As the psychedelic era reached its frenzied pitch in late
1967, as even the earthen-blues Stones were dressing up like wizards and
peddling lysergic premonitions, Bob Dylan was looking back and bucking trends by
issuing the stripped John Wesley Harding
from his tree-lined retreat in Woodstock, New York. That record, as well as
another by Dylan’s neighbors and collaborators The Band, completely shifted
Rock & Roll from the cosmos to the farm in 1968, and pretty soon hippies
across the nation were rambling about “getting it together in the country.”

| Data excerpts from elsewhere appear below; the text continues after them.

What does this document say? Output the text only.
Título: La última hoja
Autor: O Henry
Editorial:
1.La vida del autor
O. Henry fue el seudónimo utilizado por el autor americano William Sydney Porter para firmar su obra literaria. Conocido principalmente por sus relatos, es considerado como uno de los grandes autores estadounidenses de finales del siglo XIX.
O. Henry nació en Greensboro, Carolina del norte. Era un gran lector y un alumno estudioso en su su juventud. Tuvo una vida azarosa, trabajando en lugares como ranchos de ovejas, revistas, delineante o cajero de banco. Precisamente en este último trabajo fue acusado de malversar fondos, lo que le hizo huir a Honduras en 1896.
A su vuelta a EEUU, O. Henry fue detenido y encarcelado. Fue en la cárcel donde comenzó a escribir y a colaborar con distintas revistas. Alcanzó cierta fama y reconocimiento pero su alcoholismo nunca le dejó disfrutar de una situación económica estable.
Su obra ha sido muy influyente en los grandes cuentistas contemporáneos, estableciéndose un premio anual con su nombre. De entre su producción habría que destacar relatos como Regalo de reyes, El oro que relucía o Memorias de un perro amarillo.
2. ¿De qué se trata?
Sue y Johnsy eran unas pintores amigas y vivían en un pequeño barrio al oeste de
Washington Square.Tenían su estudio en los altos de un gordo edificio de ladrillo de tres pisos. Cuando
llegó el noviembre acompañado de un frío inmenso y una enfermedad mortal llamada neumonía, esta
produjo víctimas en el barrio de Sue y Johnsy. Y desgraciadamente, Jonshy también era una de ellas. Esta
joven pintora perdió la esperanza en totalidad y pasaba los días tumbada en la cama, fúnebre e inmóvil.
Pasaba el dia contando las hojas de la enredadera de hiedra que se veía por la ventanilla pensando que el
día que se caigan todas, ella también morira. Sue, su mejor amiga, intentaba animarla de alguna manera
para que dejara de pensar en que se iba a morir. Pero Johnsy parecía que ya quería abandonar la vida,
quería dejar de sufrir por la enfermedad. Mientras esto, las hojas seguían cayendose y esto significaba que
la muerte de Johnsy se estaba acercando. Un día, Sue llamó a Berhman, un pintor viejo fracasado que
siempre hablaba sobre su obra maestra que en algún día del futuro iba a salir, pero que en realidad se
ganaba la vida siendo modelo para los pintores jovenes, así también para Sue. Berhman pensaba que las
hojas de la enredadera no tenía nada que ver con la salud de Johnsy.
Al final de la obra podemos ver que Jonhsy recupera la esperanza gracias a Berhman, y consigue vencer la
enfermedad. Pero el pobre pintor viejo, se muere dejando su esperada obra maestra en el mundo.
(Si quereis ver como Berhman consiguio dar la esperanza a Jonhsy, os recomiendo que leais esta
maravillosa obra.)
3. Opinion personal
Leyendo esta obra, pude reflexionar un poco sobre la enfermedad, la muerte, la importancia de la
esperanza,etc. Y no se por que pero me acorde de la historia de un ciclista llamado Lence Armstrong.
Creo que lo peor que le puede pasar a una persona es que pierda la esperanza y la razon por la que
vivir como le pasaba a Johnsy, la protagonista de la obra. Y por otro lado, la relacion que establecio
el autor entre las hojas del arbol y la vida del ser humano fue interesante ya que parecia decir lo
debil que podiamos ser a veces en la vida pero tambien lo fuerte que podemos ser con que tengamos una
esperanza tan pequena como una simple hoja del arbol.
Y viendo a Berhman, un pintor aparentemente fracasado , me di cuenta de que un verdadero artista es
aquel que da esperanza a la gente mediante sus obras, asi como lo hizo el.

It’s ironic that Dylan was such a leader in this movement
since he both hated being thought of as a leader and he hated hippies. In fact,
he’d essentially abandoned the leftist politics that won his original following
to become pretty conservative— perhaps not incidentally, the prevailing
political stance of pre-hippie-influx Woodstock—following the lead of manager
Albert Grossman into an odd-bedfellow balance of rustic living and materialism,
and even privately voicing support for segregationist George Wallace. Nevertheless,
the hippies flooded Woodstock, tried their best to get to Dylan, and staged the
most famous outdoor festival in rock history.
In his new book Small
Town Talk: Bob Dylan, The Band, Van Morrison, Janis Joplin, Jimi Hendrix, & Friends in the Wild Years of Woodstock, Barney Hoskyns fortunately devotes a mere chapter to those three
days of peace, love, and music, because the Woodstock Festival has been
examined and examined and examined in plenty of other places. Yet, it is also
the climactic event in a story that begins with Grossman’s move to that New
York community in 1963, builds through Dylan’s retreat and The Band’s emergence
as artists in their own rights, and downslides with sad tales of
over-commercialization and over-hype. We lose The Band’s Richard Manuel, Rick Danko, and Levon Helm before the tale is over. Long before then, Helm and
Robbie Robertson split bitterly. Ditto Dylan and Grossman. Doomed souls such as
Jimi Hendrix and Janis Joplin end up in Woodstock on their way out of this
mortal coil. For too many, “getting it together in the country” meant hard
drugs and early death. Others, such as Dylan and Van Morrison, managed to
extricate themselves from a place they initially deemed enchanting but
ultimately regarded as a toxic zone.
Hoskyns keeps his authorial distance for the most part, though
he cannot hide his own enchantment with the storied burg, rendering its
striking sights, sounds, and smells in three vivid dimensions, and the way he
occasionally jumps into the present to detail its thriving music and art scene rescues
his story from the tragedy bin. There may have been some serious downsides to
the old, old Woodstock scene, but this story is fleet-footed, full of
creativity, and peopled with a dazzling array of artists, from those previously
mentioned to George Harrison, Patti Smith, The Isley Brothers, and the Rolling Stones. And the
focus on Todd Rundgren’s wacky glam/prog exploits throughout the seventies that
ends the book rescues the story from being a prolonged hippie-fest. Plus, a
story that results in the creation of The
Basement Tapes, Music from Big Pink,
Pearl, Moondance, Something/Anything?
and possibly even All Things Must Pass
can’t really be called an unhappy one.